Section 42-28.6-4 provides in pertinent part as follows:

“Right to hearing. — If the investigation or interrogation of a law enforcement officer results in the recommendation of some action, such as demotion, transfer, dismissal, loss of pay, reassignment, or similar action which would be considered a punitive measure, then, before taking such action, the law enforcement agency shall give notice to the law enforcement officer that he is entitled to a hearing on the issues by a hearing committee.”

The statute affords a police officer a right to a hearing only in situations in which punitive measures are contemplated.

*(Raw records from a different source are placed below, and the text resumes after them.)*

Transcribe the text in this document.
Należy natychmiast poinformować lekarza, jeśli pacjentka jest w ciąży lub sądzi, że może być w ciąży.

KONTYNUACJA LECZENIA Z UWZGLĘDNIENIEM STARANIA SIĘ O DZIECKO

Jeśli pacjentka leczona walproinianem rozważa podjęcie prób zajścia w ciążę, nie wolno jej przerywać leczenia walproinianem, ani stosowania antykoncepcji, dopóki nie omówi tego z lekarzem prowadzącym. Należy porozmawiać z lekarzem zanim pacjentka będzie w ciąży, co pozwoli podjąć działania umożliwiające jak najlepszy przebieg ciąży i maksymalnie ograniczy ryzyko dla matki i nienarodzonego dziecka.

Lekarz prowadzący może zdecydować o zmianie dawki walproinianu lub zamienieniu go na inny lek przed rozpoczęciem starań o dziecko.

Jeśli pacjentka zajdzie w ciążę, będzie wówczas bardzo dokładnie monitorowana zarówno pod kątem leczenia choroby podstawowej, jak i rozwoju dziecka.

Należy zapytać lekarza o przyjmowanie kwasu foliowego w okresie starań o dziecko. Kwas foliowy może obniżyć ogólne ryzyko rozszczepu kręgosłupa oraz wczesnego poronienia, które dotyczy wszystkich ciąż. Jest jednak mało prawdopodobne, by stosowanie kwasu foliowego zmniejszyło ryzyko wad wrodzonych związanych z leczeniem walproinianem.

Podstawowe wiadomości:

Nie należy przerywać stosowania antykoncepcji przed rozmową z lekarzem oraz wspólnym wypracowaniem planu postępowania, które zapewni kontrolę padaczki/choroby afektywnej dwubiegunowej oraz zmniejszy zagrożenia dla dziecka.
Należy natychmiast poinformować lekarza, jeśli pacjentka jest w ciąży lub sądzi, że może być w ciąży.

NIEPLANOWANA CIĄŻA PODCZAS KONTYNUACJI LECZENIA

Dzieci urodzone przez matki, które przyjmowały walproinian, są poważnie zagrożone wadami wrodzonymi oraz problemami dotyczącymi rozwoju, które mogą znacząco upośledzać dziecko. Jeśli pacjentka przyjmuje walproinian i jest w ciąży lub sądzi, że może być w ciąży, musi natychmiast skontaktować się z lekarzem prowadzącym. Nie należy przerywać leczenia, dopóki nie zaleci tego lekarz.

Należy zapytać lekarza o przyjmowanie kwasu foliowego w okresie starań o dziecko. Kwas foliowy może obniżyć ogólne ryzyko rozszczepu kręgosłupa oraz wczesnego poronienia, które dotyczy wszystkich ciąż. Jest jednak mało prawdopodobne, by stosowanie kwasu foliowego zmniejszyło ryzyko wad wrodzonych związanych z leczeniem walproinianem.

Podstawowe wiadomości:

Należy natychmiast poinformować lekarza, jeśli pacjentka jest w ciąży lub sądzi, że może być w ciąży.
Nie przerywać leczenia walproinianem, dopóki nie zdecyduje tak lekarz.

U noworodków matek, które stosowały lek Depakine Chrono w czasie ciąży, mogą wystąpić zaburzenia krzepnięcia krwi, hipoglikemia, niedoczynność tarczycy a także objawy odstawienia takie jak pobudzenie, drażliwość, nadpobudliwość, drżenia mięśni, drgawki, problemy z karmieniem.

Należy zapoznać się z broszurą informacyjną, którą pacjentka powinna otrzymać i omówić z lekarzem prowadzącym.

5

The question of whether challenged activity constitutes a “punitive measure” as the phrase is employed in § 42-28.6-4 involves determinations of law and fact. It is well settled that a trial justice’s resolution of such mixed questions is entitled to the same deference as his or her factual findings. The trial court’s findings and conclusions will be accorded great weight and will not be disturbed by this court on appeal unless it is demonstrated that such determinations are clearly wrong or that the trial justice overlooked or misconceived material evidence. Martin v. Wilson Publishing Co., 497 A.2d 822, 326 (R.I. 1985); Fournier v. Fournier, 479 A.2d 708, 715 (R.I. 1984).

Applying such a standard to the matter before us, we conclude that the trial court’s determination that the reassignment was not a punitive measure and therefore not within the ambit of § 42-28.-6-4 was not clearly erroneous. In so deciding, the trial justice accepted Chief Coutcher’s testimony that the transfer was intended to serve the department’s best interests by removing Officer Morgan from a position in which he would have access to confidential information concerning undercover activities. Assessing the credibility of witnesses and weighing their testimony are functions within the province of the trial court. Cheetham v. Cheetham, 493 A.2d 814, 816 (R.I. 1985); Bengtson v. Hines, 457 A.2d 247, 251 (R.I. 1983).